19.
“Close those doors! Captain Lee, get your men into the walls!” More orders and more chaos as hands pried Nevia away from him and led him to the side.
“By the Cold God’s frosted nuts look at the size of him!” Erak grimaced at the epithet. The Cold One was something not evoked lightly, but these thin blooded Southerners knew little enough to take its name so lightly.
“Shut the fuck up Horvath. Captain Nellis is on her way. Sir, just wait here.” A hand pushed against him, urging him to back up. Erak gripped his spears tighter, but didn’t switch to his free hand. There were numerous nervous soldiers around and he didn’t feel like testing his armor against an army.
“Lord Bloodsworn is mute! I am his translator, when I can see that is,” Julius declared. He was breathing hard but sounded alive enough. Erak just waited as his dim eyesight sharpened as his eyes recovered from whatever it was that the soldiers had used to clear the skies.
“Lord?” A woman’s voice, sharp and intelligent, asked. Erak stabbed his spear down, heard the crack of stone and someone’s curse. Squinting tightly he managed to get his shield off and started to pull the gauntlets free.
“I am Erak, Bloodsworn to the newest Queen and on an official mission of the Throne,” Julius translated as Erak fished the ring free to show to the blurry shape of an Imperial officer.
“Another Ring Bearer. We are up to six now. I had only met one in my whole life and now have six here. Strange times. Let’s get you to the Prince and General. They are most distraught with your maneuver.” Erak made out a middle aged woman with dark skin and darker eyes. Her shaven head had traces of silver and she had a pair of large soldiers behind her.
Erak gathered his gear and followed her, taking in the Armory and everything inside of it. With every moment his vision got better and he saw the horrors of the war inside of the Armory.
Civilians sat in clustered huddles, thousands clinging to the shadows of the outer buildings, trying to stay out of the chaos of the soldiery. Different uniforms were everywhere, patches and insignias not matching as officers herded the defenders from one spot to the next.
Dead lay in stacked piles like cordwood.
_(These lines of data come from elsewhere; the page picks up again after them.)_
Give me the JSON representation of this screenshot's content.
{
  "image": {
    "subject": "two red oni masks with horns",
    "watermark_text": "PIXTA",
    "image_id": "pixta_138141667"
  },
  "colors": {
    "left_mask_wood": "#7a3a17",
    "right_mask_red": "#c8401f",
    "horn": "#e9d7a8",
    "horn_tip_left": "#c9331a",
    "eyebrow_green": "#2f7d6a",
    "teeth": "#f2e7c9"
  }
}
Wounded lay in a morass of misery, moaning or crying, or just deathly still, as they waited. Frenetic medics ran between the cots or blankets they had been laid out on and Erak watched as white light enshrouded their hands. Flesh knit back together in moments and the cries stopped as a fully healed soldier got to his feet.
There were so few healers and row after row of wounded. They spilled out of the infirmary and across the lawn of the building. Everywhere he looked Erak saw misery. Tens of thousands were moving about the massive fortress, in the walls and across courtyards, dozens of buildings hidden by the high walls.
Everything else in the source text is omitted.